Now, in the next line, notice that we're not getting our code hinting anymore; we're getting values for the previous property, because we haven't closed it yet. Then I can type in the word font, but watch what happens. You notice that font has not changed color. It's still that sort of light blue that I set earlier. Now here, if I type in font:, I'm not getting any code hinting whatsoever. So Dreamweaver is giving us all sorts of clues that our syntax is currently wrong. I'm going to type in 100% and then a space, then type in Georgia, "Times New Roman" three words, Times, serif.
Now here, I'm going to go ahead and type in a semicolon, hit Return and finish by closing my curly brace. Now, you might say well, you know, is this going to work? Actually, a lot of browsers will render that correctly, but it's a really good idea to go ahead and put the semicolon back in. Notice as soon as I do that, Dreamweaver tells me okay, yes, that's okay, because it gives me the code coloring to let me know that that syntax is correct. Now, that's not the only way that you can write your CSS styles. I have each property on a separate line because it really helps me read that. But there is nothing saying you have to do that. If I go down to the next line and type in h1 and open up a curly brace, notice that I could say font-size: 2em for 2 ems, and I could type in a semicolon, and on the very same line I can just type in color and then do #193742, another semicolon.
So 193742, and I can do margin-bottom: .4em and then a semicolon. And on that very same line, I can close my curly brace, so this syntax is exactly the same as this syntax. It all has to do with readability. The machine doesn't care whether it's on the same line or whether it's on a separate line. So this is a little bit easier for us to read, but this rule will work just fine. In fact, it would save you a little bit of space when you go to deploy your styles, and we'll talk more about that a little later on in the title.
Now, what happens if you get a mixture? Maybe you've written it; maybe someone else has written it. You have some rules are formatted one way. Some rules are formatted another way. Well, that's where our Code Format Preferences come into play. Just to review those really quickly, if I go up to Edit and choose Preferences, that would be Dreamweaver Preferences on the Mac, I can go to my Code Formatting, click on the CSS button, and I get all these different properties that I can set and a preview of how my styles are going to be written, and that, of course, is if Dreamweaver writes them for me.

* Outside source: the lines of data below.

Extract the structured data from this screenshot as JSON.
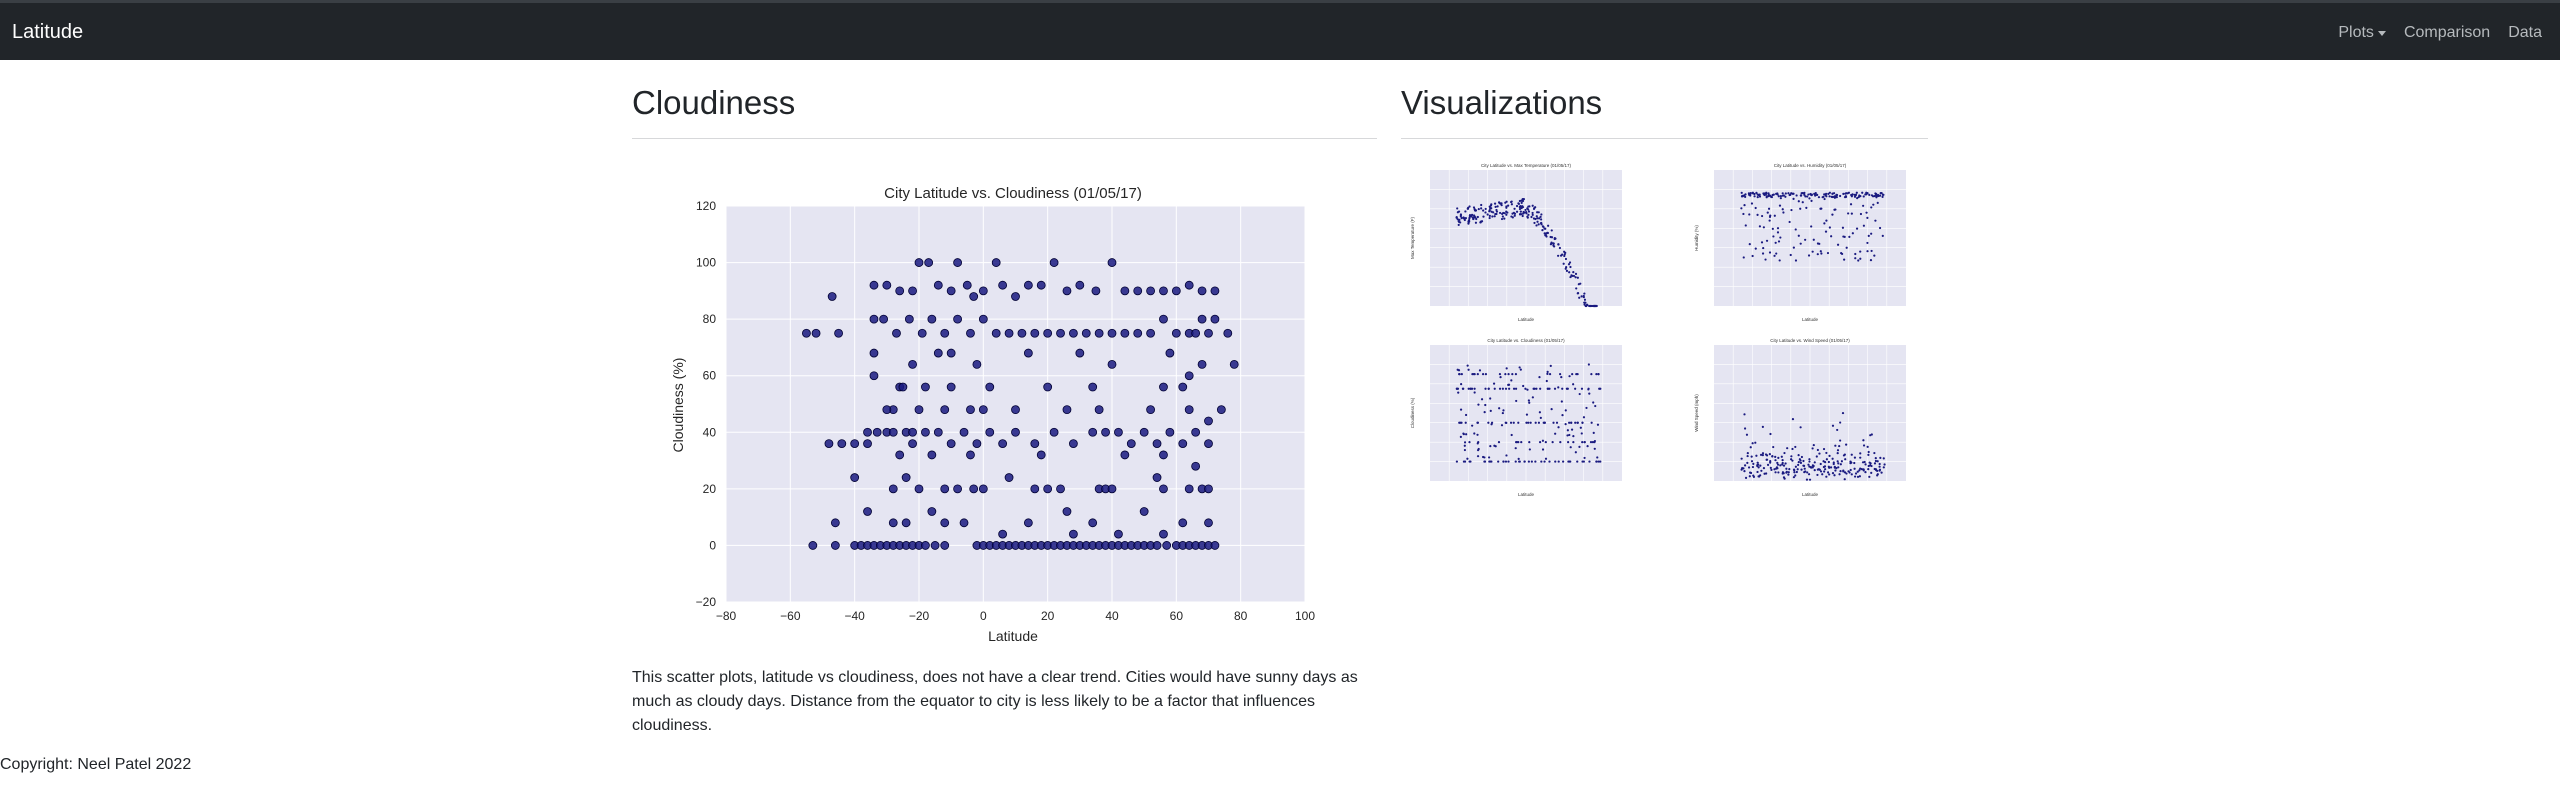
{
  "navbar": {
    "brand": "Latitude",
    "links": [
      {
        "label": "Plots",
        "dropdown": true
      },
      {
        "label": "Comparison"
      },
      {
        "label": "Data"
      }
    ]
  },
  "main": {
    "heading": "Cloudiness",
    "description": "This scatter plots, latitude vs cloudiness, does not have a clear trend. Cities would have sunny days as much as cloudy days. Distance from the equator to city is less likely to be a factor that influences cloudiness."
  },
  "sidebar": {
    "heading": "Visualizations",
    "thumbnails": [
      {
        "title": "City Latitude vs. Max Temperature (01/05/17)",
        "xlabel": "Latitude",
        "ylabel": "Max Temperature (F)",
        "ylim": [
          -20,
          120
        ]
      },
      {
        "title": "City Latitude vs. Humidity (01/05/17)",
        "xlabel": "Latitude",
        "ylabel": "Humidity (%)",
        "ylim": [
          0,
          120
        ]
      },
      {
        "title": "City Latitude vs. Cloudiness (01/05/17)",
        "xlabel": "Latitude",
        "ylabel": "Cloudiness (%)",
        "ylim": [
          -20,
          120
        ]
      },
      {
        "title": "City Latitude vs. Wind Speed (01/05/17)",
        "xlabel": "Latitude",
        "ylabel": "Wind Speed (mph)",
        "ylim": [
          0,
          40
        ]
      }
    ]
  },
  "footer": {
    "copyright": "Copyright: Neel Patel 2022"
  },
  "colors": {
    "navbar": "#212529",
    "plot_bg": "#e5e5f2",
    "marker": "#1a1a80",
    "marker_edge": "#000033"
  },
  "chart_data": {
    "type": "scatter",
    "title": "City Latitude vs. Cloudiness (01/05/17)",
    "xlabel": "Latitude",
    "ylabel": "Cloudiness (%)",
    "xlim": [
      -80,
      100
    ],
    "ylim": [
      -20,
      120
    ],
    "xticks": [
      -80,
      -60,
      -40,
      -20,
      0,
      20,
      40,
      60,
      80,
      100
    ],
    "yticks": [
      -20,
      0,
      20,
      40,
      60,
      80,
      100,
      120
    ],
    "grid": true,
    "points": [
      {
        "x": -55,
        "y": 75
      },
      {
        "x": -52,
        "y": 75
      },
      {
        "x": -45,
        "y": 75
      },
      {
        "x": -47,
        "y": 88
      },
      {
        "x": -48,
        "y": 36
      },
      {
        "x": -44,
        "y": 36
      },
      {
        "x": -40,
        "y": 24
      },
      {
        "x": -36,
        "y": 36
      },
      {
        "x": -33,
        "y": 40
      },
      {
        "x": -30,
        "y": 40
      },
      {
        "x": -28,
        "y": 48
      },
      {
        "x": -26,
        "y": 56
      },
      {
        "x": -24,
        "y": 40
      },
      {
        "x": -22,
        "y": 36
      },
      {
        "x": -20,
        "y": 100
      },
      {
        "x": -17,
        "y": 100
      },
      {
        "x": -14,
        "y": 92
      },
      {
        "x": -10,
        "y": 90
      },
      {
        "x": -8,
        "y": 100
      },
      {
        "x": -5,
        "y": 92
      },
      {
        "x": -3,
        "y": 88
      },
      {
        "x": 0,
        "y": 90
      },
      {
        "x": 4,
        "y": 100
      },
      {
        "x": 6,
        "y": 92
      },
      {
        "x": 10,
        "y": 88
      },
      {
        "x": 14,
        "y": 92
      },
      {
        "x": 18,
        "y": 92
      },
      {
        "x": 22,
        "y": 100
      },
      {
        "x": 26,
        "y": 90
      },
      {
        "x": 30,
        "y": 92
      },
      {
        "x": 35,
        "y": 90
      },
      {
        "x": 40,
        "y": 100
      },
      {
        "x": 44,
        "y": 90
      },
      {
        "x": 48,
        "y": 90
      },
      {
        "x": 52,
        "y": 90
      },
      {
        "x": 56,
        "y": 90
      },
      {
        "x": 60,
        "y": 90
      },
      {
        "x": 64,
        "y": 92
      },
      {
        "x": 68,
        "y": 90
      },
      {
        "x": 72,
        "y": 90
      },
      {
        "x": -34,
        "y": 92
      },
      {
        "x": -30,
        "y": 92
      },
      {
        "x": -26,
        "y": 90
      },
      {
        "x": -22,
        "y": 90
      },
      {
        "x": -34,
        "y": 80
      },
      {
        "x": -31,
        "y": 80
      },
      {
        "x": -27,
        "y": 75
      },
      {
        "x": -23,
        "y": 80
      },
      {
        "x": -19,
        "y": 75
      },
      {
        "x": -16,
        "y": 80
      },
      {
        "x": -12,
        "y": 75
      },
      {
        "x": -8,
        "y": 80
      },
      {
        "x": -4,
        "y": 75
      },
      {
        "x": 0,
        "y": 80
      },
      {
        "x": 4,
        "y": 75
      },
      {
        "x": 8,
        "y": 75
      },
      {
        "x": 12,
        "y": 75
      },
      {
        "x": 16,
        "y": 75
      },
      {
        "x": 20,
        "y": 75
      },
      {
        "x": 24,
        "y": 75
      },
      {
        "x": 28,
        "y": 75
      },
      {
        "x": 32,
        "y": 75
      },
      {
        "x": 36,
        "y": 75
      },
      {
        "x": 40,
        "y": 75
      },
      {
        "x": 44,
        "y": 75
      },
      {
        "x": 48,
        "y": 75
      },
      {
        "x": 52,
        "y": 75
      },
      {
        "x": 56,
        "y": 80
      },
      {
        "x": 60,
        "y": 75
      },
      {
        "x": 64,
        "y": 75
      },
      {
        "x": 68,
        "y": 80
      },
      {
        "x": 72,
        "y": 80
      },
      {
        "x": 76,
        "y": 75
      },
      {
        "x": 78,
        "y": 64
      },
      {
        "x": 70,
        "y": 75
      },
      {
        "x": 66,
        "y": 75
      },
      {
        "x": -34,
        "y": 68
      },
      {
        "x": -34,
        "y": 60
      },
      {
        "x": -22,
        "y": 64
      },
      {
        "x": -14,
        "y": 68
      },
      {
        "x": -10,
        "y": 68
      },
      {
        "x": -2,
        "y": 64
      },
      {
        "x": 14,
        "y": 68
      },
      {
        "x": 30,
        "y": 68
      },
      {
        "x": 40,
        "y": 64
      },
      {
        "x": 58,
        "y": 68
      },
      {
        "x": 64,
        "y": 60
      },
      {
        "x": 68,
        "y": 64
      },
      {
        "x": -25,
        "y": 56
      },
      {
        "x": -18,
        "y": 56
      },
      {
        "x": -10,
        "y": 56
      },
      {
        "x": 2,
        "y": 56
      },
      {
        "x": 20,
        "y": 56
      },
      {
        "x": 34,
        "y": 56
      },
      {
        "x": 56,
        "y": 56
      },
      {
        "x": 62,
        "y": 56
      },
      {
        "x": -30,
        "y": 48
      },
      {
        "x": -20,
        "y": 48
      },
      {
        "x": -12,
        "y": 48
      },
      {
        "x": -4,
        "y": 48
      },
      {
        "x": 0,
        "y": 48
      },
      {
        "x": 10,
        "y": 48
      },
      {
        "x": 26,
        "y": 48
      },
      {
        "x": 36,
        "y": 48
      },
      {
        "x": 52,
        "y": 48
      },
      {
        "x": 64,
        "y": 48
      },
      {
        "x": 70,
        "y": 44
      },
      {
        "x": 74,
        "y": 48
      },
      {
        "x": -40,
        "y": 36
      },
      {
        "x": -36,
        "y": 40
      },
      {
        "x": -28,
        "y": 40
      },
      {
        "x": -22,
        "y": 40
      },
      {
        "x": -18,
        "y": 40
      },
      {
        "x": -14,
        "y": 40
      },
      {
        "x": -10,
        "y": 36
      },
      {
        "x": -6,
        "y": 40
      },
      {
        "x": -2,
        "y": 36
      },
      {
        "x": 2,
        "y": 40
      },
      {
        "x": 6,
        "y": 36
      },
      {
        "x": 10,
        "y": 40
      },
      {
        "x": 16,
        "y": 36
      },
      {
        "x": 22,
        "y": 40
      },
      {
        "x": 28,
        "y": 36
      },
      {
        "x": 34,
        "y": 40
      },
      {
        "x": 38,
        "y": 40
      },
      {
        "x": 42,
        "y": 40
      },
      {
        "x": 46,
        "y": 36
      },
      {
        "x": 50,
        "y": 40
      },
      {
        "x": 54,
        "y": 36
      },
      {
        "x": 58,
        "y": 40
      },
      {
        "x": 62,
        "y": 36
      },
      {
        "x": 66,
        "y": 40
      },
      {
        "x": 70,
        "y": 36
      },
      {
        "x": -26,
        "y": 32
      },
      {
        "x": -16,
        "y": 32
      },
      {
        "x": -4,
        "y": 32
      },
      {
        "x": 18,
        "y": 32
      },
      {
        "x": 44,
        "y": 32
      },
      {
        "x": 56,
        "y": 32
      },
      {
        "x": 66,
        "y": 28
      },
      {
        "x": -28,
        "y": 20
      },
      {
        "x": -24,
        "y": 24
      },
      {
        "x": -20,
        "y": 20
      },
      {
        "x": -12,
        "y": 20
      },
      {
        "x": -8,
        "y": 20
      },
      {
        "x": -3,
        "y": 20
      },
      {
        "x": 0,
        "y": 20
      },
      {
        "x": 8,
        "y": 24
      },
      {
        "x": 16,
        "y": 20
      },
      {
        "x": 20,
        "y": 20
      },
      {
        "x": 24,
        "y": 20
      },
      {
        "x": 36,
        "y": 20
      },
      {
        "x": 38,
        "y": 20
      },
      {
        "x": 40,
        "y": 20
      },
      {
        "x": 54,
        "y": 24
      },
      {
        "x": 56,
        "y": 20
      },
      {
        "x": 64,
        "y": 20
      },
      {
        "x": 68,
        "y": 20
      },
      {
        "x": 70,
        "y": 20
      },
      {
        "x": -36,
        "y": 12
      },
      {
        "x": -28,
        "y": 8
      },
      {
        "x": -24,
        "y": 8
      },
      {
        "x": -16,
        "y": 12
      },
      {
        "x": -12,
        "y": 8
      },
      {
        "x": -6,
        "y": 8
      },
      {
        "x": 6,
        "y": 4
      },
      {
        "x": 14,
        "y": 8
      },
      {
        "x": 26,
        "y": 12
      },
      {
        "x": 28,
        "y": 4
      },
      {
        "x": 34,
        "y": 8
      },
      {
        "x": 42,
        "y": 4
      },
      {
        "x": 50,
        "y": 12
      },
      {
        "x": 56,
        "y": 4
      },
      {
        "x": 62,
        "y": 8
      },
      {
        "x": 70,
        "y": 8
      },
      {
        "x": -46,
        "y": 8
      },
      {
        "x": -53,
        "y": 0
      },
      {
        "x": -46,
        "y": 0
      },
      {
        "x": -40,
        "y": 0
      },
      {
        "x": -38,
        "y": 0
      },
      {
        "x": -36,
        "y": 0
      },
      {
        "x": -34,
        "y": 0
      },
      {
        "x": -32,
        "y": 0
      },
      {
        "x": -30,
        "y": 0
      },
      {
        "x": -28,
        "y": 0
      },
      {
        "x": -26,
        "y": 0
      },
      {
        "x": -24,
        "y": 0
      },
      {
        "x": -22,
        "y": 0
      },
      {
        "x": -20,
        "y": 0
      },
      {
        "x": -18,
        "y": 0
      },
      {
        "x": -15,
        "y": 0
      },
      {
        "x": -12,
        "y": 0
      },
      {
        "x": -2,
        "y": 0
      },
      {
        "x": 0,
        "y": 0
      },
      {
        "x": 2,
        "y": 0
      },
      {
        "x": 4,
        "y": 0
      },
      {
        "x": 6,
        "y": 0
      },
      {
        "x": 8,
        "y": 0
      },
      {
        "x": 10,
        "y": 0
      },
      {
        "x": 12,
        "y": 0
      },
      {
        "x": 14,
        "y": 0
      },
      {
        "x": 16,
        "y": 0
      },
      {
        "x": 18,
        "y": 0
      },
      {
        "x": 20,
        "y": 0
      },
      {
        "x": 22,
        "y": 0
      },
      {
        "x": 24,
        "y": 0
      },
      {
        "x": 26,
        "y": 0
      },
      {
        "x": 28,
        "y": 0
      },
      {
        "x": 30,
        "y": 0
      },
      {
        "x": 32,
        "y": 0
      },
      {
        "x": 34,
        "y": 0
      },
      {
        "x": 36,
        "y": 0
      },
      {
        "x": 38,
        "y": 0
      },
      {
        "x": 40,
        "y": 0
      },
      {
        "x": 42,
        "y": 0
      },
      {
        "x": 44,
        "y": 0
      },
      {
        "x": 46,
        "y": 0
      },
      {
        "x": 48,
        "y": 0
      },
      {
        "x": 50,
        "y": 0
      },
      {
        "x": 52,
        "y": 0
      },
      {
        "x": 54,
        "y": 0
      },
      {
        "x": 57,
        "y": 0
      },
      {
        "x": 60,
        "y": 0
      },
      {
        "x": 62,
        "y": 0
      },
      {
        "x": 64,
        "y": 0
      },
      {
        "x": 66,
        "y": 0
      },
      {
        "x": 68,
        "y": 0
      },
      {
        "x": 70,
        "y": 0
      },
      {
        "x": 72,
        "y": 0
      }
    ]
  }
}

But what's nice about that is Dreamweaver remembers those preferences.
So if I come down here to my Coding toolbar, click on Show More, and I go right here to this little paint bucket where it says Format Source Code, I can say Apply Source Formatting and notice it goes ahead and converts the rule that we just created to being from one line to multiple line. So at any point, if you're coding and you want to go ahead and change all of your rule formatting all at once, rather than having to do that all by hand and going there and hit Return or move everything to one line, you can just change your Preferences, hit that, and it's going to go ahead and switch it for you, which is really cool. So hand-coding your styles does require you to understand how to write the desired selector.
You have to know which properties you can set for that particular selector and which values are accepted by those properties. So in short, if you want to hand-code, you need to know CSS; however, as we'll see in our next movie, code hinting and code completion make this process much easier and can assist designers that are new to writing CSS by hand.